| I find it amusing that here in Germany, we have that for years: http://www.gesetze-im-internet.de/ All laws are available in XML, HTML, PDF, etc. The site also provides an RSS feed. In addition, some enthusiasts regularily download stuff from there and apply those to a Git repository: https://github.com/bundestag/gesetze That way, this repository contains not only the current laws, but also the history of how the laws developed! For the Git repository, the XML version is not used directly, but converted to markdown. This produces very readable diffs: https://github.com/bundestag/gesetze/commit/f90e8fc8eb20f081... Wouldn't it be cool if we could finally manage our laws of filing pull requests? |
http://www.legislation.gov.uk/developer/formats/
XML, HTML, RDF/XML for everything, as well as browsable online (often with original source PDFs of the printed laws), with both online and RDF/XML representations showing all alterations to the law (with date, cross-reference to the Act that made the amendment, etc.).
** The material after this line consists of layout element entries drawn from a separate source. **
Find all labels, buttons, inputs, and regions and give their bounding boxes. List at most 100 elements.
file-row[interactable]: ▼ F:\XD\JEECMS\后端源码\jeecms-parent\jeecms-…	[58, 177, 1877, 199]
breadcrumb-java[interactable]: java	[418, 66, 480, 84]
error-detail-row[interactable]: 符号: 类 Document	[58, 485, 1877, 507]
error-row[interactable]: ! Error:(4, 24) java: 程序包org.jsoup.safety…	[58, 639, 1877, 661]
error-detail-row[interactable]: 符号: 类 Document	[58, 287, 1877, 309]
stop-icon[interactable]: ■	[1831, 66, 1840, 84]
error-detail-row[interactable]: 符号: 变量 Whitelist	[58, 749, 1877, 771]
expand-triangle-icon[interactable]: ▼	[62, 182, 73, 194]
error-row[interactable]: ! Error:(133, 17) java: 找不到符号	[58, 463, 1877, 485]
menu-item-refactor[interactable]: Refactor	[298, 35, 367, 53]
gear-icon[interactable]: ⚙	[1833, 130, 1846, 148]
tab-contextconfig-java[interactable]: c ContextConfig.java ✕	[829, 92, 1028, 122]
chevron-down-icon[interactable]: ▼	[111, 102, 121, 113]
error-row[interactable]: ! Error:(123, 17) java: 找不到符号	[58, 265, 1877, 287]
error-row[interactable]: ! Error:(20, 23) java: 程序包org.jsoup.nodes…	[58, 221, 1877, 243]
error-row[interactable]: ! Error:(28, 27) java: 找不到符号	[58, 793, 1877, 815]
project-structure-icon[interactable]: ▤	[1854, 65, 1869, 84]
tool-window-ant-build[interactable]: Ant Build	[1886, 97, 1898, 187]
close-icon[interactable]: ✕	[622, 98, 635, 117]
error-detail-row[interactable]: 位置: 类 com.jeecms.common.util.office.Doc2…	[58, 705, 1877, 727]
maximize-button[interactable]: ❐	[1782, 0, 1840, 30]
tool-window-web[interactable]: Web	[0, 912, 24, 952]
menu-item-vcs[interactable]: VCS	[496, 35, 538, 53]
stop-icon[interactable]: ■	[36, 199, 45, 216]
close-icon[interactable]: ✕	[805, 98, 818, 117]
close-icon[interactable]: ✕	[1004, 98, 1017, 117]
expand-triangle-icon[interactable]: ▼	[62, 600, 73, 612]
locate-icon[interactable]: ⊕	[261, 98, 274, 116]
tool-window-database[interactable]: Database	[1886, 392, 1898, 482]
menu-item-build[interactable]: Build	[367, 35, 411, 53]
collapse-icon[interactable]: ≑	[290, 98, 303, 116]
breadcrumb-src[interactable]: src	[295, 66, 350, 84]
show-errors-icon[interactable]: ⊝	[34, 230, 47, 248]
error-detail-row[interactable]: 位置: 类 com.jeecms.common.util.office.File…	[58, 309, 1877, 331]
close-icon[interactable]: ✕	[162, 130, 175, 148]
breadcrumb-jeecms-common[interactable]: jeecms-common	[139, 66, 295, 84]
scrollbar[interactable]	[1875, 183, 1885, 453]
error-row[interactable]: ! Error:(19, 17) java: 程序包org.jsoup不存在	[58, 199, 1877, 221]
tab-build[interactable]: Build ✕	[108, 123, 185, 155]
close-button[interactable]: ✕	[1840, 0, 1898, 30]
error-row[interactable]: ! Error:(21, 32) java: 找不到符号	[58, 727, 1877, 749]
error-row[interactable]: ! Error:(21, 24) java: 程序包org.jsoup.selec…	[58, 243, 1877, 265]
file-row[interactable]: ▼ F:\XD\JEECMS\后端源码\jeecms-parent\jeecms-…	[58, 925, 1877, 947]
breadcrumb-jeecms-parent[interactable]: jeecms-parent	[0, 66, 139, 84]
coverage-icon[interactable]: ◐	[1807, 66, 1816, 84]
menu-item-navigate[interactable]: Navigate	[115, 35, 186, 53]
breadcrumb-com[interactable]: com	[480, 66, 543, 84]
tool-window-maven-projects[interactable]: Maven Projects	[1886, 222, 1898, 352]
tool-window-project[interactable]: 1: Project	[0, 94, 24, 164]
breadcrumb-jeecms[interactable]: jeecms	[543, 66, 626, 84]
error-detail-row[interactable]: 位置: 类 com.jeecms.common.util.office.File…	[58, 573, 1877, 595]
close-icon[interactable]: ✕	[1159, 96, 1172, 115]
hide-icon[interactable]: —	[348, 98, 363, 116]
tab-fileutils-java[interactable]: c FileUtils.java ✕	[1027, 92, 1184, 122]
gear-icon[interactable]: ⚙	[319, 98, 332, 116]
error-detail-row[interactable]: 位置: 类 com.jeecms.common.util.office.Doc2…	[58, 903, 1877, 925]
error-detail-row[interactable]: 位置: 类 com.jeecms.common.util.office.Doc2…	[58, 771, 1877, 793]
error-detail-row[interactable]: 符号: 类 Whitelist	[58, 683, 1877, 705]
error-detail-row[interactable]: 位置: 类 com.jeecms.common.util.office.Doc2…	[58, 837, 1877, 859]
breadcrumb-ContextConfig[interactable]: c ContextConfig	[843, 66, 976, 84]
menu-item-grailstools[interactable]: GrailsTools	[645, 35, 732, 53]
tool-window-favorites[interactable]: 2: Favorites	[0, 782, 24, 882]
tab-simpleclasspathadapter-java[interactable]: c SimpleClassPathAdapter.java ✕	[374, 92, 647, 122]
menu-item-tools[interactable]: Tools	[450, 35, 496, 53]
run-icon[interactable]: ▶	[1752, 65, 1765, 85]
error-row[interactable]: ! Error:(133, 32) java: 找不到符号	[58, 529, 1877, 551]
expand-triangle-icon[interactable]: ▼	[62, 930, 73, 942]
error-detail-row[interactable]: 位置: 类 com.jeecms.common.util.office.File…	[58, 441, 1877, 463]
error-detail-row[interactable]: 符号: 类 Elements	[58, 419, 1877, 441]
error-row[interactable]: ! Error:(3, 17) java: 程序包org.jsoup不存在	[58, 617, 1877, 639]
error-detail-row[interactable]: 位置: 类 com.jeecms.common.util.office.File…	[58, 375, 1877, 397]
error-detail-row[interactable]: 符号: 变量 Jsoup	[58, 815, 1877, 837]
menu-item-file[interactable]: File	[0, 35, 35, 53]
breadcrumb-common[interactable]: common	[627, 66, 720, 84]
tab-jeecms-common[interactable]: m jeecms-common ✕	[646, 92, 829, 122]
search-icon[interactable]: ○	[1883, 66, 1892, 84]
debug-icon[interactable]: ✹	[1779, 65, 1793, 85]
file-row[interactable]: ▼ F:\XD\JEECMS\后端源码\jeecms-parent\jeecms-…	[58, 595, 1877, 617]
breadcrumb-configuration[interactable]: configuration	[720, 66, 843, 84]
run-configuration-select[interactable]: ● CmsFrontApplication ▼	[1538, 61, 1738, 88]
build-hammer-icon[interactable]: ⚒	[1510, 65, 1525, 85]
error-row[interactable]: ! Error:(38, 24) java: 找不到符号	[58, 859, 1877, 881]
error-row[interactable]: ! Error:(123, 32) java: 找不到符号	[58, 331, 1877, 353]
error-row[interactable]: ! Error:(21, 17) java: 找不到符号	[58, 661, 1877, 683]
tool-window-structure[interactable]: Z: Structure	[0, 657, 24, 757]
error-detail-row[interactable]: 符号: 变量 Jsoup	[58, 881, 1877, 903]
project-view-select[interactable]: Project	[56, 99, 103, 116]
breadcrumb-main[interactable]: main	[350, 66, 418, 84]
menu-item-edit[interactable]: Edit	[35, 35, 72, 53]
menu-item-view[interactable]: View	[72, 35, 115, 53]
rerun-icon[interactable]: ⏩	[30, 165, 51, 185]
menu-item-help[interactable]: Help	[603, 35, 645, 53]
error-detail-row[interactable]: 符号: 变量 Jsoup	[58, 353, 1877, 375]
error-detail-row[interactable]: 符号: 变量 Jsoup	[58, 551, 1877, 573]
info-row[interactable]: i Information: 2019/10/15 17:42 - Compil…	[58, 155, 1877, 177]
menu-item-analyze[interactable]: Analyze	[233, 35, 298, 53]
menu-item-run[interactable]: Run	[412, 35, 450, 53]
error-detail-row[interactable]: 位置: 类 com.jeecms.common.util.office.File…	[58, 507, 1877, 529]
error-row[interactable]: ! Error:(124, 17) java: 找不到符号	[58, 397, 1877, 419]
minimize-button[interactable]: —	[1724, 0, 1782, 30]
The website is one of the big success stories of RDF, IMO, as it is all based around a model of the laws in RDF, with everything else just being varying serializations thereof. It also allows the website to show what has been amended — no need for dumping stuff to GitHub and then diffing it! (e.g., see the annotation on 28(1)c in http://www.legislation.gov.uk/ukpga/1998/29/part/IV)
That all said, there tends to be a delay between the PDF being uploaded and everything being marked up and entered into the RDF database (see the "new legislation" on the home page).